General configuration parameters to consider are as follows:
Path to write trace files. The path where MS SQL Server will write the trace files on behalf of SnareMSSQL. The MS SQL Server service account or accounts must have write access to this folder for the trace files, and subsequently SnareMSSQL, to operate correctly.
For Microsoft Server 2012 installs and some server 2008R2 installs the group policy controls on the c:\Program Files\SnareMSSQL location may cause problems with writing the trace files due to inherited disk permissions from the c:\Program Files location. To address this adjust the setting to use another disk path that is writable by the agent, for example C:\SnareTrace. For some high activity systems this location may add additional disk busy utilization. If this is excessive then move this location to an appropriate raided location.Keep in mind, the SQL Server does not accept folders created on the desktop, and therefore cannot create trace files, and an error will be returned in your Audit Policies Configuration page.- Maximum Trace File Size (2-100MB). As the trace files are written to disk, this value, in megabytes, will define the maximum size of any single trace file. Once a trace file reaches the maximum size specified, that trace file will be closed and a new file opened.
- Maximum Trace File Count. This defines how many files can exist at any given time. As new trace files are required, the oldest trace files are deleted to ensure the total number of files does not exceed the Trace File Count.
- Total Trace Size: Based on the Trace File Size and Count fields, this value will automatically update to show the storage space required per audit policy. Snare configures each audit policy to use a specific amount of disk space as specified by this setting. These files are cycled, discarding the oldest once a new file needs to be created. It is up to the administrator to ensure that the necessary disk space is available for each configured audit policy.
- AD Group Lookup Frequency (2-100 minutes): Audit Policies allow the use of Active Directory group identifiers in the Audit Policies Configuration | User Search Term. This setting defines the frequency, in minutes, that the agent will recheck the members of any groups identified.
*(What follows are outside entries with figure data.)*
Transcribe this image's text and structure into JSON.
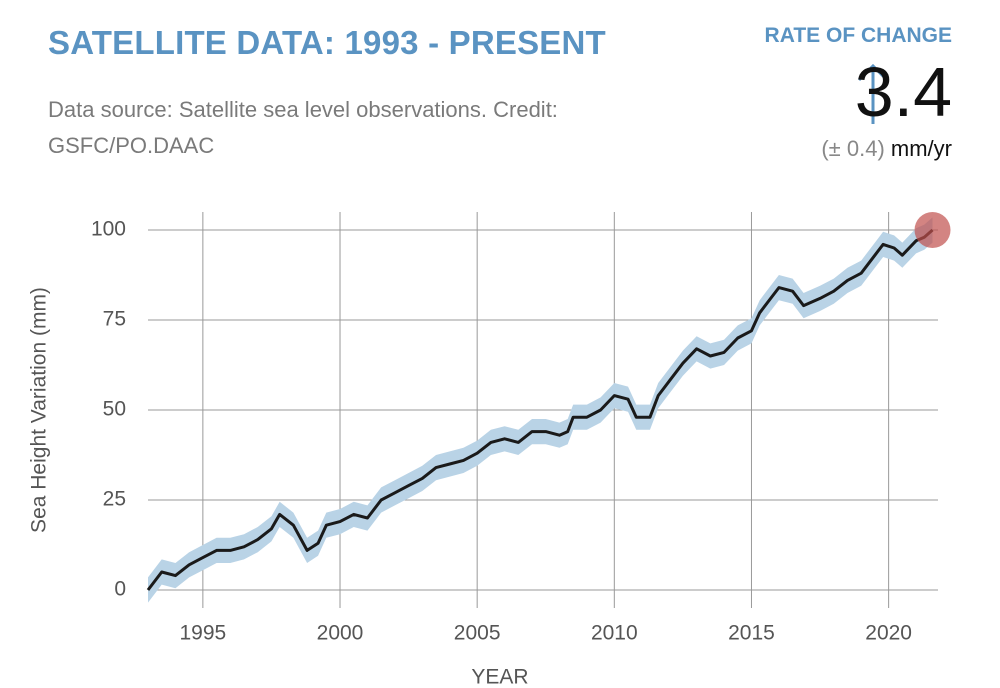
{
  "chart_data": {
    "type": "line",
    "title": "SATELLITE DATA: 1993 - PRESENT",
    "subtitle": "Data source: Satellite sea level observations. Credit: GSFC/PO.DAAC",
    "rate": {
      "label": "RATE OF CHANGE",
      "value": 3.4,
      "uncertainty": "(± 0.4)",
      "unit": "mm/yr"
    },
    "xlabel": "YEAR",
    "ylabel": "Sea Height Variation (mm)",
    "x": [
      1993.0,
      1993.5,
      1994.0,
      1994.5,
      1995.0,
      1995.5,
      1996.0,
      1996.5,
      1997.0,
      1997.5,
      1997.8,
      1998.3,
      1998.8,
      1999.2,
      1999.5,
      2000.0,
      2000.5,
      2001.0,
      2001.5,
      2002.0,
      2002.5,
      2003.0,
      2003.5,
      2004.0,
      2004.5,
      2005.0,
      2005.5,
      2006.0,
      2006.5,
      2007.0,
      2007.5,
      2008.0,
      2008.3,
      2008.5,
      2009.0,
      2009.5,
      2010.0,
      2010.5,
      2010.8,
      2011.3,
      2011.6,
      2012.0,
      2012.5,
      2013.0,
      2013.5,
      2014.0,
      2014.5,
      2015.0,
      2015.3,
      2015.7,
      2016.0,
      2016.5,
      2016.9,
      2017.5,
      2018.0,
      2018.5,
      2019.0,
      2019.5,
      2019.8,
      2020.2,
      2020.5,
      2021.0,
      2021.3,
      2021.6
    ],
    "series": [
      {
        "name": "Sea Height Variation",
        "color": "#1a1a1a",
        "band_color": "#b9d3e6",
        "error": 3.5,
        "values": [
          0,
          5,
          4,
          7,
          9,
          11,
          11,
          12,
          14,
          17,
          21,
          18,
          11,
          13,
          18,
          19,
          21,
          20,
          25,
          27,
          29,
          31,
          34,
          35,
          36,
          38,
          41,
          42,
          41,
          44,
          44,
          43,
          44,
          48,
          48,
          50,
          54,
          53,
          48,
          48,
          54,
          58,
          63,
          67,
          65,
          66,
          70,
          72,
          77,
          81,
          84,
          83,
          79,
          81,
          83,
          86,
          88,
          93,
          96,
          95,
          93,
          97,
          98,
          100
        ]
      }
    ],
    "highlight_color": "#c0504d",
    "xlim": [
      1993,
      2021.8
    ],
    "xticks": [
      1995,
      2000,
      2005,
      2010,
      2015,
      2020
    ],
    "ylim": [
      -5,
      105
    ],
    "yticks": [
      0,
      25,
      50,
      75,
      100
    ],
    "grid": true
  }
}
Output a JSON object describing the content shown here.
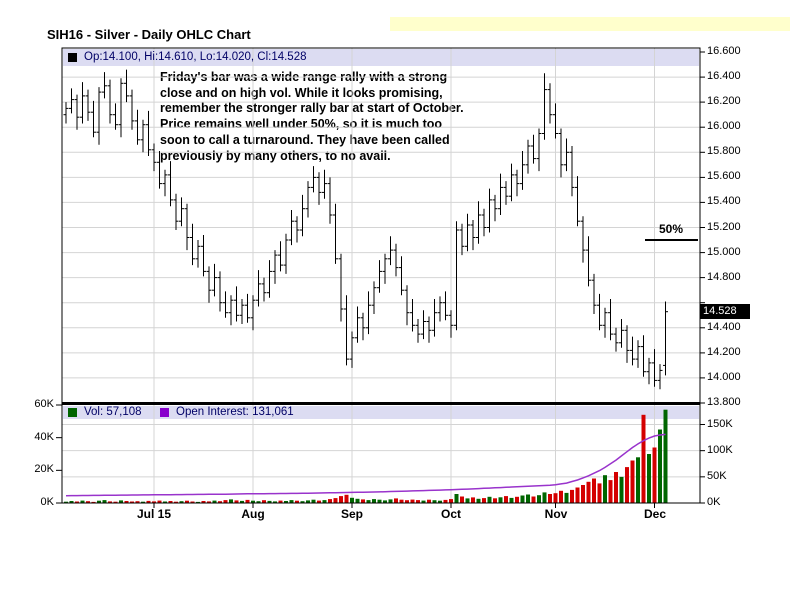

- Use plain text audit policy data: By default all MSSQL audit policies are stored in encrypted form. If this option is selected then audit policies are stored as plain text in the registry settings and all existing (encrypted) audit policies will be deleted and all new audit policies will be stored as plain text. This option is not recommended because it's less secure. However these plain text audit policies can be used to copy/paste in administrative audit policies and GPO.
- Memory Check Frequency (2-100 minutes): The number of minutes set when the memory usage limit of the MSSQL agent will be checked. To disable this check enter zero (0).
- Memory Usage Limit: This is the maximum memory the MSSQL agent can utilize during any stage of execution. If memory usage of MSSQL agent passes this threshold then agent will exit once it checks the memory usage as per Memory Check Frequency setting. Please use the service recovery options (Services, Right Click on SnareMSSQL | Properties | Recover tab) to automatically restart the agent if required. This option makes sure that agent does not utilize unrestricted memory.
To save and set the changes to the above settings, and to ensure the registry has received the new configuration perform the following:
- Click on Change Configuration to save any changes.
- Click on the Apply Configuration & Restart Service menu item.
Alternatively, the service may also be restarted by rebooting the system or by selecting restart service from within Windows. Whilst the SnareMSSQL Service is restarting, no events will be collected.